The lone exception was Wilkens, who coached the Sonics to the NBA championship in 1979 and is the namesake of the street outside Climate Pledge. In other words, the most royal of them all.

“I can’t tell you what a pleasure it is to be here, talking about the prospects of us having a basketball team again,” Wilkens began his brief address when introduced with Crawford.

That was certainly the subtext. Afterward, I asked Wilkens if it felt like the return of the NBA was closer than ever.

“Well, I think so,” he replied. “Because there’s no more excuses. I mean, we’ve got a beautiful place here to play. You can’t say that we need a new building, or we need this, we need that. So we should be. We should be five steps closer.
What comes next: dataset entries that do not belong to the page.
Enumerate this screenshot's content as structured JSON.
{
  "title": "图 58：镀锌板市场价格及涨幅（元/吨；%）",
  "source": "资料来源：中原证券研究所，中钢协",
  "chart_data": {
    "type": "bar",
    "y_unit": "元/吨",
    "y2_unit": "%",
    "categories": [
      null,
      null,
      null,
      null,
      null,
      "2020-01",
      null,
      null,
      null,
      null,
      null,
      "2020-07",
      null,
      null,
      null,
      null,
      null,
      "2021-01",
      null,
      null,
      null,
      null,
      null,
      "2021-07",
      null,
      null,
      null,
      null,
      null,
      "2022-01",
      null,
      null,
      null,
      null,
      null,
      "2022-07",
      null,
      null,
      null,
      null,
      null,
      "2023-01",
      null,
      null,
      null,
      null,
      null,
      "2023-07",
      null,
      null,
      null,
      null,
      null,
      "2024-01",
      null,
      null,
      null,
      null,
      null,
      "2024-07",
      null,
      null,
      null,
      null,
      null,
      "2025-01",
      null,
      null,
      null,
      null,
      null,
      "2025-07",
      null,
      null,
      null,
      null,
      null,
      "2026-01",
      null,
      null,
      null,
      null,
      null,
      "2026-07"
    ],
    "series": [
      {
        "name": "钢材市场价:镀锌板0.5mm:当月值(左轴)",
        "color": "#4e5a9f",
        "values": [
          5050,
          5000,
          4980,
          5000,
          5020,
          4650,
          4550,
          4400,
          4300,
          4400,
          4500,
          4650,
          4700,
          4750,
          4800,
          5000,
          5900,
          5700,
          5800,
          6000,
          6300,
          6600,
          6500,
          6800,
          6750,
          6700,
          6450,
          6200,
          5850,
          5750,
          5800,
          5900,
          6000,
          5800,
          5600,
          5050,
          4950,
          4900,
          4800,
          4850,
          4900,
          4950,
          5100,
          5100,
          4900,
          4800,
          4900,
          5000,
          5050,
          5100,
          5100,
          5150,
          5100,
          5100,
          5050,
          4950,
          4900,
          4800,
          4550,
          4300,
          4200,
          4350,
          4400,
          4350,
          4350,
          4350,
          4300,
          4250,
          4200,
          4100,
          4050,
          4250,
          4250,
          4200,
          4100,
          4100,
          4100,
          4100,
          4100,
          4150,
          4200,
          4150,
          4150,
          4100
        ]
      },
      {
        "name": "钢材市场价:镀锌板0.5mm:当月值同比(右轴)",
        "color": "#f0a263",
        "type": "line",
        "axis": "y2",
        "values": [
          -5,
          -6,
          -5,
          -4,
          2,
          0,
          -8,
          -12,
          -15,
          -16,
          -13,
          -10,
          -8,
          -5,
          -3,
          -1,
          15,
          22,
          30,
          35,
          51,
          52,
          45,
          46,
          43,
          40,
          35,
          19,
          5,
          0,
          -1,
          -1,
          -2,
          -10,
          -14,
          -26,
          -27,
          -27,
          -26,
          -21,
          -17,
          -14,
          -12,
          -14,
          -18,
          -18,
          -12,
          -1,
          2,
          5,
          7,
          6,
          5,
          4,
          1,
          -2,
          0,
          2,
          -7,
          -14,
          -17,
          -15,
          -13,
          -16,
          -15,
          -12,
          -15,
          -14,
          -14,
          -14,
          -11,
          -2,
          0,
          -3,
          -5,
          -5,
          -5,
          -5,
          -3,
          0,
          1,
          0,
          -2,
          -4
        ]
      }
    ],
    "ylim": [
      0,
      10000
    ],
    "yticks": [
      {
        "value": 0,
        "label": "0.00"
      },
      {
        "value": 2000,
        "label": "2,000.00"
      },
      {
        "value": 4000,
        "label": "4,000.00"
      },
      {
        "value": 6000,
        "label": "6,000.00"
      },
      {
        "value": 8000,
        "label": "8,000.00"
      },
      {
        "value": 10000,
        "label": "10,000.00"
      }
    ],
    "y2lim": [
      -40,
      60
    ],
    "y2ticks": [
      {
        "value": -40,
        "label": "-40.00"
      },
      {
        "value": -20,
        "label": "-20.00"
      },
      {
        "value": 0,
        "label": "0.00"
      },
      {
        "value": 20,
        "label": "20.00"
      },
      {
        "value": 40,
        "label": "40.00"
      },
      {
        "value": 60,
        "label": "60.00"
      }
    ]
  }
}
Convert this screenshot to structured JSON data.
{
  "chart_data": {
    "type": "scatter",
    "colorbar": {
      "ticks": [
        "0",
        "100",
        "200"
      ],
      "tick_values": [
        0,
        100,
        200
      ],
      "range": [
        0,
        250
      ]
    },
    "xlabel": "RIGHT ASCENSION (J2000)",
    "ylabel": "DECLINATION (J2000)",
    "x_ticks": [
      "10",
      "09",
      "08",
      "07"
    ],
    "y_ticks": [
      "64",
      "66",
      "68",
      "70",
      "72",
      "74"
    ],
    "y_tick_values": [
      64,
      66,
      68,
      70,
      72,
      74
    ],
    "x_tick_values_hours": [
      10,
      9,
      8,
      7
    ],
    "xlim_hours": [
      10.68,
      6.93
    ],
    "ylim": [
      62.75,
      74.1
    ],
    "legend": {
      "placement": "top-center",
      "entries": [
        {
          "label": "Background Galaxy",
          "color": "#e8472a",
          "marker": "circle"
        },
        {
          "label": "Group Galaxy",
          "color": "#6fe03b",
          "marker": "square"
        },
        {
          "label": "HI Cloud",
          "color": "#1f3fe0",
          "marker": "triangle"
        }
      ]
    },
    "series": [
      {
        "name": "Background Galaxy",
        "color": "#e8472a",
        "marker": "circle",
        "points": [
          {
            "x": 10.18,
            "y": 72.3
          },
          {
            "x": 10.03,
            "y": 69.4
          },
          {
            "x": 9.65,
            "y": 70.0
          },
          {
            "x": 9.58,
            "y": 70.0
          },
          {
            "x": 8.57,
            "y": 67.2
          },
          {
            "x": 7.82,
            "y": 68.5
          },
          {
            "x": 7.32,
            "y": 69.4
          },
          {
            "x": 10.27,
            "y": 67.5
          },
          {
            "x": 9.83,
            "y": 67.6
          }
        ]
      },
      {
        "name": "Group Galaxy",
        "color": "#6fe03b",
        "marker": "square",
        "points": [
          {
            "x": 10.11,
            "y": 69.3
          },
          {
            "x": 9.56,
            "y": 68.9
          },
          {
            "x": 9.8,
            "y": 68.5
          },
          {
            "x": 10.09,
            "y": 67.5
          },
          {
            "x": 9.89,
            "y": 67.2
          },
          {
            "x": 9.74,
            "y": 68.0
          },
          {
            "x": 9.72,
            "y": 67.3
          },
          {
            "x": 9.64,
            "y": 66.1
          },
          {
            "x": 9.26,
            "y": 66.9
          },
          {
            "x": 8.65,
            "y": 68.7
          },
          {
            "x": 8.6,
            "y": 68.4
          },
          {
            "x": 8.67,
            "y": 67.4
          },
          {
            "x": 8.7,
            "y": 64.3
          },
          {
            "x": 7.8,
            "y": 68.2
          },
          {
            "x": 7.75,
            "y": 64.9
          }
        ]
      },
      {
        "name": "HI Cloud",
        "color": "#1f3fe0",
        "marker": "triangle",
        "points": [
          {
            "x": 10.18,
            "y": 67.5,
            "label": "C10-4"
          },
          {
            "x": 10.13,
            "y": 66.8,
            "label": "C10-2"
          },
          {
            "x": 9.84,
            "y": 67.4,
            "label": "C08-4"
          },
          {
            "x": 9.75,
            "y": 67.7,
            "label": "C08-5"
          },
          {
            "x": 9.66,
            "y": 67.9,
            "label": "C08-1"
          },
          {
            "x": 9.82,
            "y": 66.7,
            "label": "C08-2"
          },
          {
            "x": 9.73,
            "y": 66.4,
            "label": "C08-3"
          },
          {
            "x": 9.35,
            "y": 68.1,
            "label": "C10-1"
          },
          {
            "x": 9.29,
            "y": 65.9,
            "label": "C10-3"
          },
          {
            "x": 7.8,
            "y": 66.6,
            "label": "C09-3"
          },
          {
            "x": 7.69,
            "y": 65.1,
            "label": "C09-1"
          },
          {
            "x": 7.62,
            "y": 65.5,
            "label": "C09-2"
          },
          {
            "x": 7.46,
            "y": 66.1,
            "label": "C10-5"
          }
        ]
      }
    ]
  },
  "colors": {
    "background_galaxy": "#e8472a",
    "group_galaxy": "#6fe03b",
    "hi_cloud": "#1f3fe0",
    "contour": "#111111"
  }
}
And I think that what they will see (on Oct. 3) is what a great basketball town this is, and what effect it does have on young people.”


Crawford was once one of the those young people enthralled by the exploits of Gary Payton and Shawn Kemp. Crawford recalled the highly charged atmosphere in 2018 when the Warriors played the Kings in an exhibition game at KeyArena, the NBA’s first (and only other) return since the Sonics bolted for Oklahoma City in 2008. Virtually every notable sports figure in town showed up, from Sue Bird and Bill Russell to Pete Carroll and Robinson Cano, with a smattering of Seahawks stars and virtually every former Sonic player who settled within a 100-mile radius.

“I was sitting next to Russell Wilson, Cliff Avril, Doug Baldwin and Bobby Wagner,” Crawford recounted, “and they said, ‘This is what NBA basketball is like in the city? This is electric.’ We need this back, and Oct. 3 we’ll be back. … It reignites a whole new generation of kids who need to see this. They need to be able to dream and know it’s real.”

Crawford recalled with a laugh when he used to work at KeyArena during Sonics games as a youth, carrying pretzels and other snacks to the concession stands and vendors.

“I would make a 10-minute trip take 30 minutes,” he said. “I’d do my job, and then just look out and dream.”

On Wednesday, it was again a day for dreaming, another notable tease in the quest for a Sonics return.